Juno reveals Europa’s evolving surface

About a month ago, NASA’s Juno probe buzzed the Jovian moon Jupiter, and we got this cool picture, taken from a distance of about 400 km away.

The icy surface of the Jovian moon Europa, criss-crossed by often darker colored ridges that record fracturing of the surface.
The icy, fractured surface of the Jovian moon Europa as pictured by the Juno probe during its flyby on September 29 2022. Source: NASA/JPL-Caltech/SwRI.

The grooves and ridges criss-crossing Europa’s icy shell are thought to record water from Europa’s subsurface ocean reaching the surface through fractures in the crust. Even cooler, one of the oldest rules in the geological book – the principle of cross-cutting relationships – can be applied to this image to demonstrate exactly why Europa is such an exciting world.

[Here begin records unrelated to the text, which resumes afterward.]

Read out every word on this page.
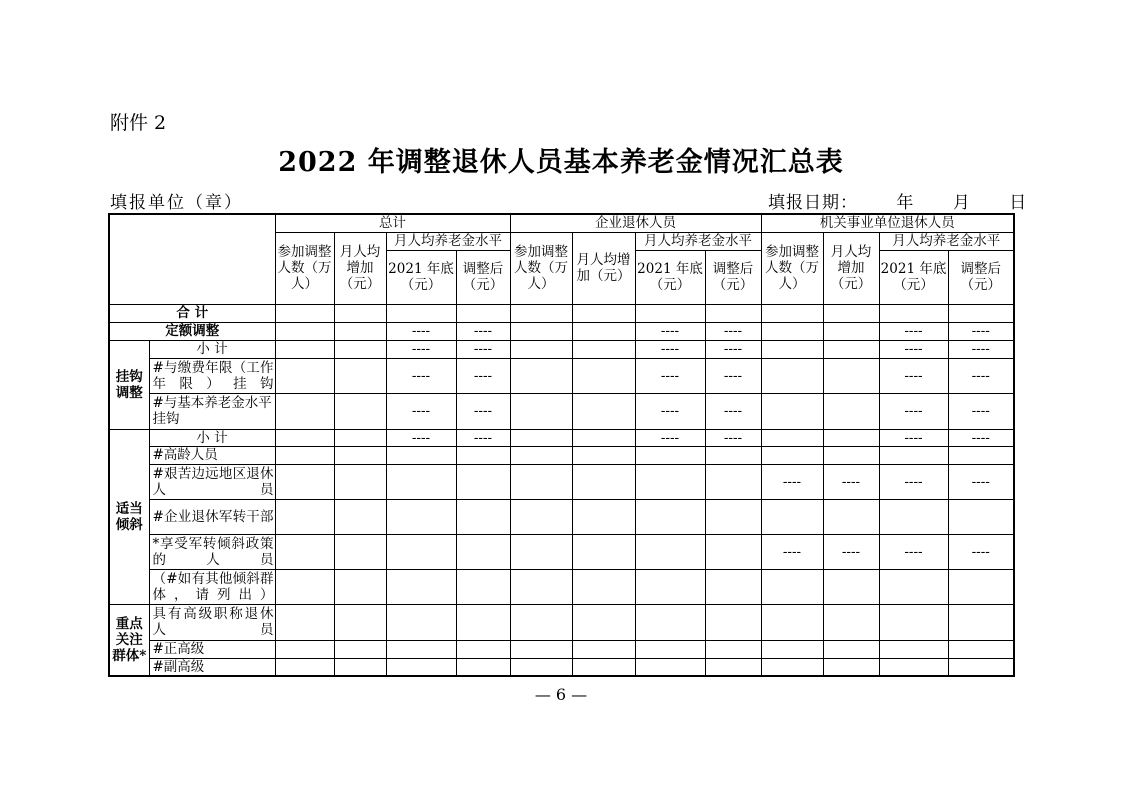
附件 2
2022 年调整退休人员基本养老金情况汇总表
填报单位（章）	填报日期：      年      月      日
		总计				企业退休人员				机关事业单位退休人员			
		参加调整人数（万人）	月人均增加（元）	月人均养老金水平		参加调整人数（万人）	月人均增加（元）	月人均养老金水平		参加调整人数（万人）	月人均增加（元）	月人均养老金水平	
				2021 年底（元）	调整后（元）			2021 年底（元）	调整后（元）			2021 年底（元）	调整后（元）
合 计													
定额调整				----	----			----	----			----	----
挂钩调整	小 计			----	----			----	----			----	----
	#与缴费年限（工作年限）挂钩			----	----			----	----			----	----
	#与基本养老金水平挂钩			----	----			----	----			----	----
适当倾斜	小 计			----	----			----	----			----	----
	#高龄人员												
	#艰苦边远地区退休人员									----	----	----	----
	#企业退休军转干部												
	*享受军转倾斜政策的人员									----	----	----	----
	（#如有其他倾斜群体，请列出）												
重点关注群体*	具有高级职称退休人员												
	#正高级												
	#副高级												
— 6 —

The principle of cross-cutting relationships basically states that if one geological feature cuts through another, then the feature doing the cutting is younger than the feature being cut (which has to exist first, in order to be cut through). It’s commonly applied to igneous intrusions:

A vertical sheet of dark igneous rock cutting through horizontal layers in the cliff of pale sandstone
Dike intruding the Late Cretaceous Eagle Sandstone in Montana. Source: Montana Earth Science Picture of the Week

But you can also apply it to features like faults:

Wall of a quarry with three rock units - white at the base, black in the middle, yellow at the top - that tilt to the right. These formations have all been displaced downwards across two faults in the centre of the picture.
A sandstone and shale sequence disrupted by 2 normals faults in the wall of a quarry in Lancashire, UK. Source: Fault Analysis Group, University College Dublin.

And erosion surfaces:

A mountainside with horizontal red rock layers on the peak, with steeply tilted grey rocks making up the lower slopes.
A spectacular angular unconformity in Peru. Source: unknown, let me know if you know!

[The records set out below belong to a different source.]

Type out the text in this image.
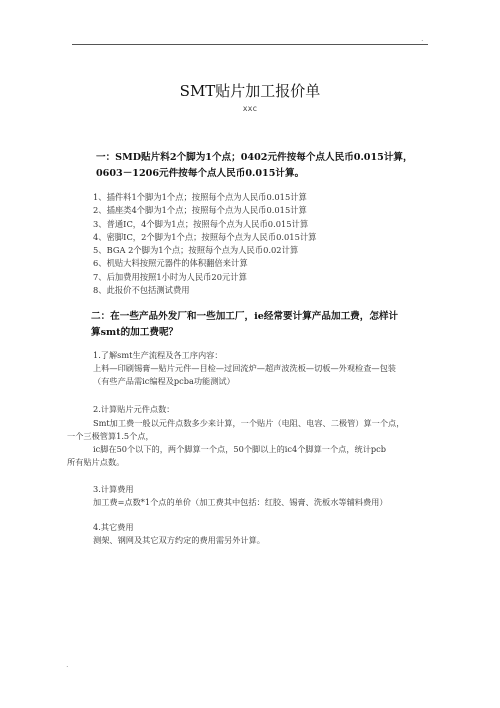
.
SMT贴片加工报价单
xxc
一：SMD贴片料2个脚为1个点；0402元件按每个点人民币0.015计算，
0603－1206元件按每个点人民币0.015计算。
1、插件料1个脚为1个点；按照每个点为人民币0.015计算
2、插座类4个脚为1个点；按照每个点为人民币0.015计算
3、普通IC，4个脚为1点；按照每个点为人民币0.015计算
4、密脚IC，2个脚为1个点；按照每个点为人民币0.015计算
5、BGA 2个脚为1个点；按照每个点为人民币0.02计算
6、机贴大料按照元器件的体积翻倍来计算
7、后加费用按照1小时为人民币20元计算
8、此报价不包括测试费用
二：在一些产品外发厂和一些加工厂，ie经常要计算产品加工费，怎样计
算smt的加工费呢？
1.了解smt生产流程及各工序内容：
上料—印刷锡膏—贴片元件—目检—过回流炉—超声波洗板—切板—外观检查—包装
（有些产品需ic编程及pcba功能测试）
2.计算贴片元件点数：
Smt加工费一般以元件点数多少来计算，一个贴片（电阻、电容、二极管）算一个点，
一个三极管算1.5个点，
ic脚在50个以下的，两个脚算一个点，50个脚以上的ic4个脚算一个点，统计pcb
所有贴片点数。
3.计算费用
加工费=点数*1个点的单价（加工费其中包括：红胶、锡膏、洗板水等辅料费用）
4.其它费用
测架、钢网及其它双方约定的费用需另外计算。
.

and, importantly, mysterious grooves on other planets. Starting with the wider purple grooved terrain (purple), we can build up a sequence of shell-cracking events by tracing the network and observing which ridges cut through which others. Green cuts purple. Blue cuts green. Red cuts blue. Orange then cuts red – and so does that weird region that looks like some sort of landslide (shaded yellow). Because blue and yellow do not cross each other, it’s not possible to get their relative timings.

Surface of Europa progressively filled in with colored lines to illustrate how earlier forming ridges are disrupted by the formation of later ones.

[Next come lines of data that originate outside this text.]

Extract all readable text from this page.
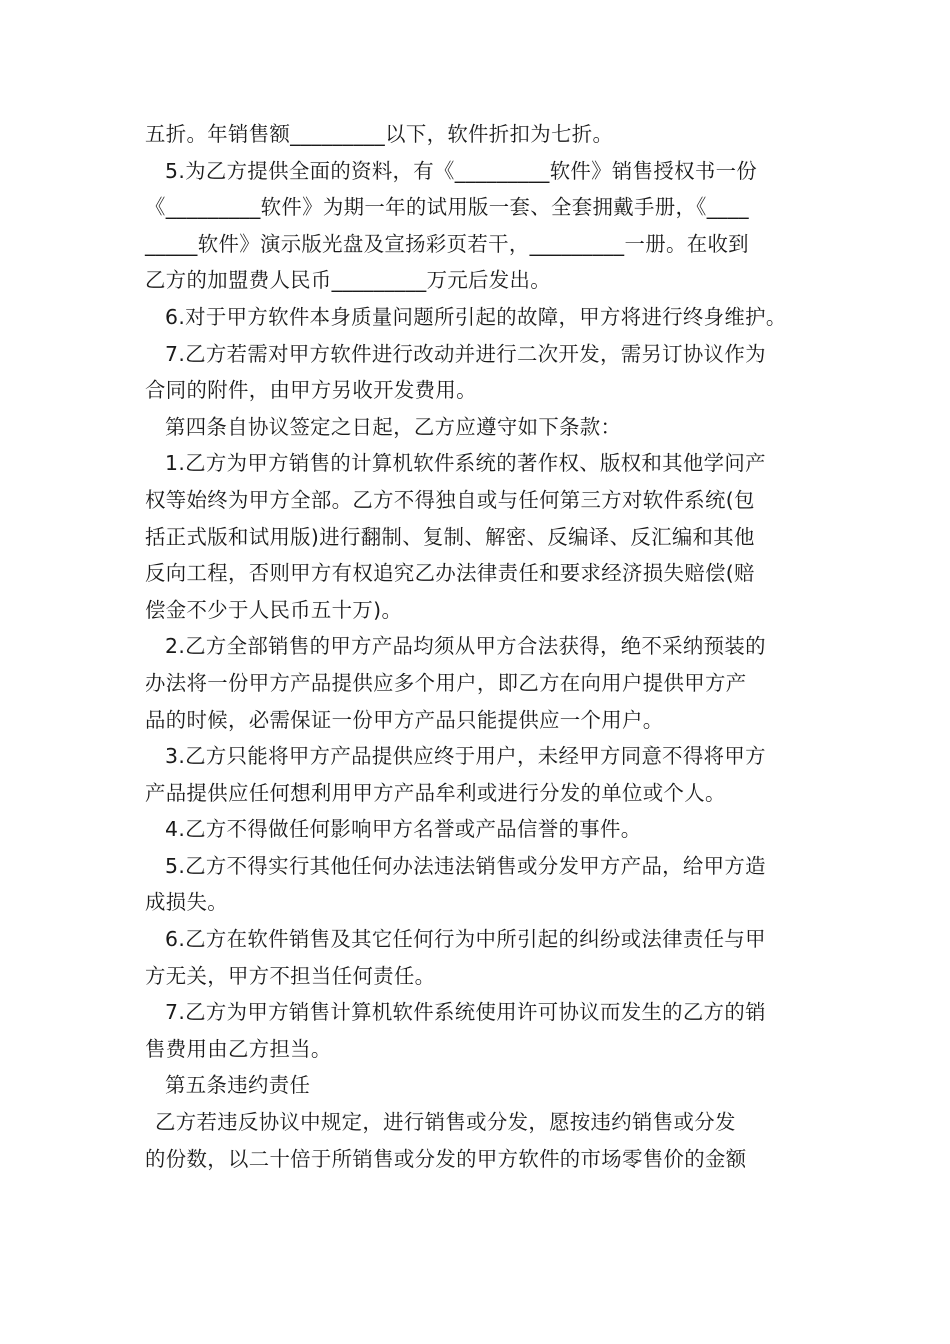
五折。年销售额_________以下，软件折扣为七折。
5.为乙方提供全面的资料，有《_________软件》销售授权书一份
《_________软件》为期一年的试用版一套、全套拥戴手册，《____
_____软件》演示版光盘及宣扬彩页若干，_________一册。在收到
乙方的加盟费人民币_________万元后发出。
6.对于甲方软件本身质量问题所引起的故障，甲方将进行终身维护。
7.乙方若需对甲方软件进行改动并进行二次开发，需另订协议作为
合同的附件，由甲方另收开发费用。
第四条自协议签定之日起，乙方应遵守如下条款：
1.乙方为甲方销售的计算机软件系统的著作权、版权和其他学问产
权等始终为甲方全部。乙方不得独自或与任何第三方对软件系统(包
括正式版和试用版)进行翻制、复制、解密、反编译、反汇编和其他
反向工程，否则甲方有权追究乙办法律责任和要求经济损失赔偿(赔
偿金不少于人民币五十万)。
2.乙方全部销售的甲方产品均须从甲方合法获得，绝不采纳预装的
办法将一份甲方产品提供应多个用户，即乙方在向用户提供甲方产
品的时候，必需保证一份甲方产品只能提供应一个用户。
3.乙方只能将甲方产品提供应终于用户，未经甲方同意不得将甲方
产品提供应任何想利用甲方产品牟利或进行分发的单位或个人。
4.乙方不得做任何影响甲方名誉或产品信誉的事件。
5.乙方不得实行其他任何办法违法销售或分发甲方产品，给甲方造
成损失。
6.乙方在软件销售及其它任何行为中所引起的纠纷或法律责任与甲
方无关，甲方不担当任何责任。
7.乙方为甲方销售计算机软件系统使用许可协议而发生的乙方的销
售费用由乙方担当。
第五条违约责任
乙方若违反协议中规定，进行销售或分发，愿按违约销售或分发
的份数，以二十倍于所销售或分发的甲方软件的市场零售价的金额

These observations of feature being overprinted by feature, which is then overprinted by yet another feature, is some of the key evidence of Europa being an active world, with a surface that is being reshaped over and extended period of time. I’ve quickly sketched out a sequence of six distinct events where Europa’s shell has fractured, but there are more: for instance, the wide grooved terrain I shaded purple actually cuts across several generations of older ridges.

As on Earth, the power of relative dating is that you can use simple observations to show which events happened in what order. The weakness is that it doesn’t giving you absolute ages or durations. But knowing how the story goes is pretty important, even if you don’t know the tempo – and it is how geologists in the 19th and early 20th centuries unravelled the fundamentals of the history of our planet, way before radiometric dating could put absolute ages on things.